9) Why did Dr. Lemelson choose Indonesia as the location?
Indonesia is a psycho-culturally fascinating nation that sits at the confluence of traditional and modern ways of living. It has attracted many researchers over the years and, as a result, offers a strong foundation for ethnographic study. Indonesia is also an emblematic developing nation, and its research findings are applicable to other developing nations.
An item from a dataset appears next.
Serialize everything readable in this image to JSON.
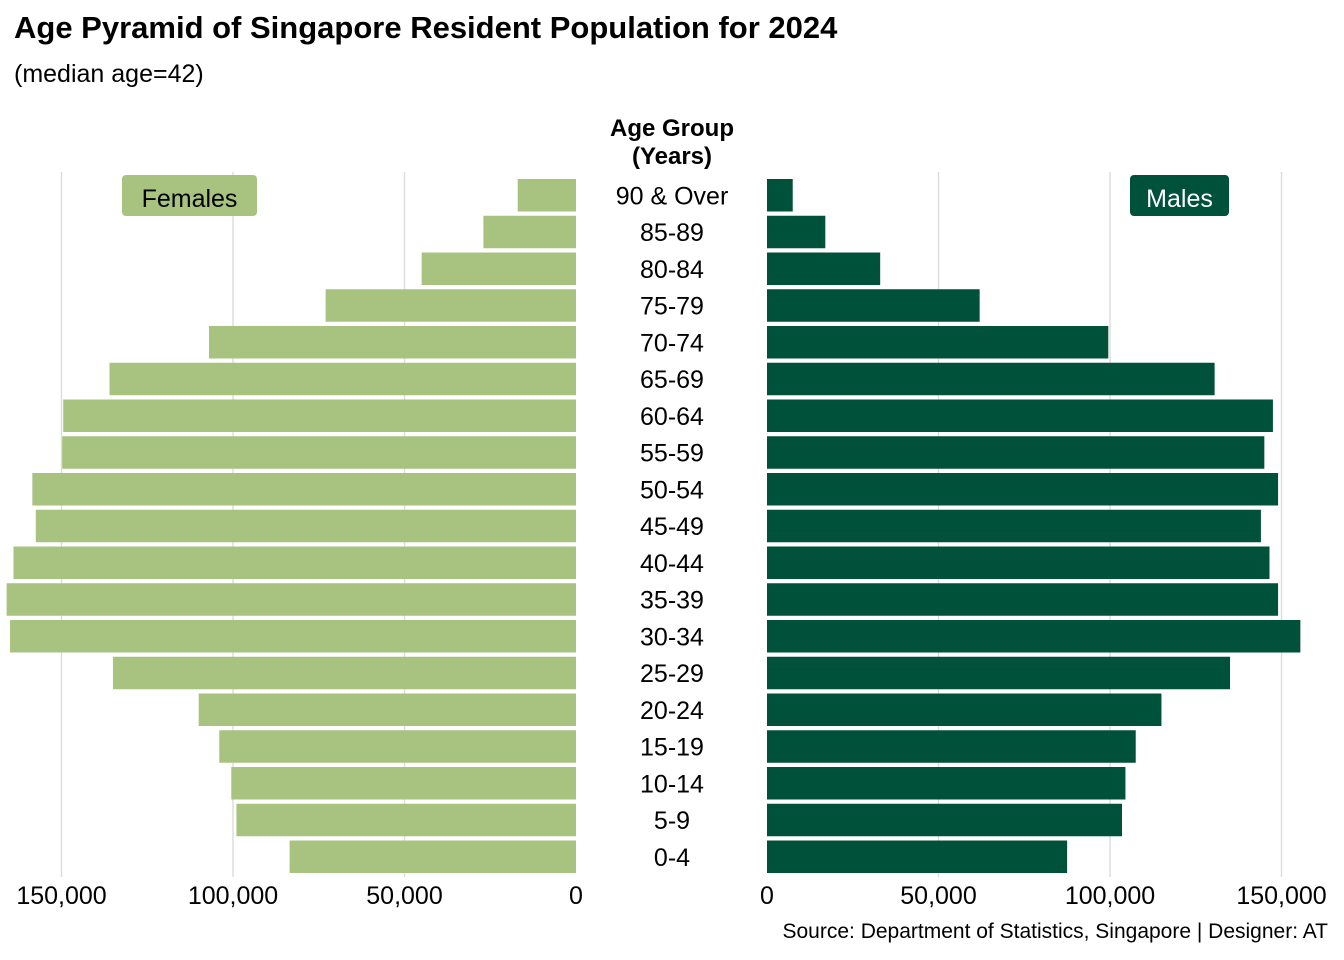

“Afflictions” is Dr. Lemelson’s second body of work in Indonesia. The first, the feature documentary “40 Years of Silence: An Indonesian Tragedy,” examines the impact, on four families, of General Suharto’s mass killing of between 500,000 to 1,000,000 suspected communists in 1965-66.
10) How can I see the “Afflictions” film series?
“Afflictions: Culture & Mental Illness in Indonesia” is available for purchase by individual viewers at der.org, amazon.com or at elementalproductions.org. The film is available for educational and institutional purchase at der.org.
11) What is Elemental Productions next project?
Elemental Productions is putting the final touches on “Ngaben: Emotion and Restraint in a Balinese Heart, “ a short film about the funerary practices in Indonesia and “Standing on the Edge of a Thorn,” about a families struggle with poverty, mental illness and the sex trade in Java. Elemental is also currently in postproduction on a feature documentary about gender, violence and kinship in Bali and in preproduction on a short film series about mental illness around the world.